Граф не желал отступать.
— Я отрекусь от него — от этого существа в госпитале. Я лишу его наследства.
— Это пустая угроза, сэр. Лишить наследства вы можете только меня. Но не своей властью, а посредством императорского указа. С просьбой о котором вам следует обращаться… э-э… ко мне. — Его зубы сверкнули в угрюмой усмешке. — И я, конечно, вам его пожалую.
— Подумай о Барраяре! — выкрикнул граф. По его скулам ходили желваки. — Подумай, какой пример ты подаешь!
— О нем я уже думал. — Он помолчал. — Мы с вами, сэр, никогда не управляли боем из тыла. Там, где прошел Форкосиган, возможно, пройдут и другие. Такая вот… реформа личным примером.
— Это годится для других планет! Наш мир не может позволить себе такой роскоши. Мы и так еле держимся. Мы не можем тащить на себе груз миллионов калек!
— Миллионов? — удивился адмирал. — Теперь вы пытаетесь экстраполировать единицу на бесконечность. Слабый аргумент, сэр, не на вашем уровне.

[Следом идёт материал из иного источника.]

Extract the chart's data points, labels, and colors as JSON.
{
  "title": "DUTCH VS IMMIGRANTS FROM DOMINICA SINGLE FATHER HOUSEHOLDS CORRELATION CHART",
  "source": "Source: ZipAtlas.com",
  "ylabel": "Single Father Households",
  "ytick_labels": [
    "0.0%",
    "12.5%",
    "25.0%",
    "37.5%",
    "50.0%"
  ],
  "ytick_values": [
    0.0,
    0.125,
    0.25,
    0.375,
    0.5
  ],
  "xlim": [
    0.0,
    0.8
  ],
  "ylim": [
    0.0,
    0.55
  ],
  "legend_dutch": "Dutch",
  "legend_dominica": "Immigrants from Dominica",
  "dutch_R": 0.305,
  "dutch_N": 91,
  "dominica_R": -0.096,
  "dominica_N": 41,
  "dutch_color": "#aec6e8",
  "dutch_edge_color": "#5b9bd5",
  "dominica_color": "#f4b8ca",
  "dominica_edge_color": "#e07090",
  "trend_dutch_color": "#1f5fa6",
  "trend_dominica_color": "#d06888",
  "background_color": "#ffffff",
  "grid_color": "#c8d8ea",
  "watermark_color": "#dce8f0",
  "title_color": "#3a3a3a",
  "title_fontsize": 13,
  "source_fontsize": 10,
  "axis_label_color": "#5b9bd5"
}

— И разве, — тихо сказала Корделия, — не каждый в отдельности должен решать, что именно он или она смогут вынести?
Петер набросился на нее:
— Да, а кто платит за все это? Империя. Лаборатория Ваагена получает деньги на военные исследования. Весь Барраяр платит, чтобы продлить жизнь твоему уроду.
Смутившись, Корделия ответила:
— Возможно, это более выгодное вложение денег, чем вы думаете.
Старик презрительно фыркнул и, больше не обращая на нее внимания, снова повернулся к сыну.
— Итак, ты твердо решил навязать нам ЭТО. Нашей семье. Я не могу убедить тебя, не могу тебе приказать… Хорошо. Ты так рвешься к переменам — вот тебе перемены. Я не желаю, чтобы этот урод носил мое имя. В этом-то я волен, даже если бессилен в остальном.
Губы Эйрела сжались, ноздри раздулись, но он не пошевелился. Забытый доклад так и остался в его руках. Он не потерял контроля над своими пальцами, не давая им судорожно сжаться.
— Как вам угодно, сэр.
— Назовем его Майлзом Нейсмитом Форкосиганом, — сказала Корделия, внешне спокойная, хотя ее подташнивало и внутри все тряслось. — Мой отец с удовольствием даст ему свое имя.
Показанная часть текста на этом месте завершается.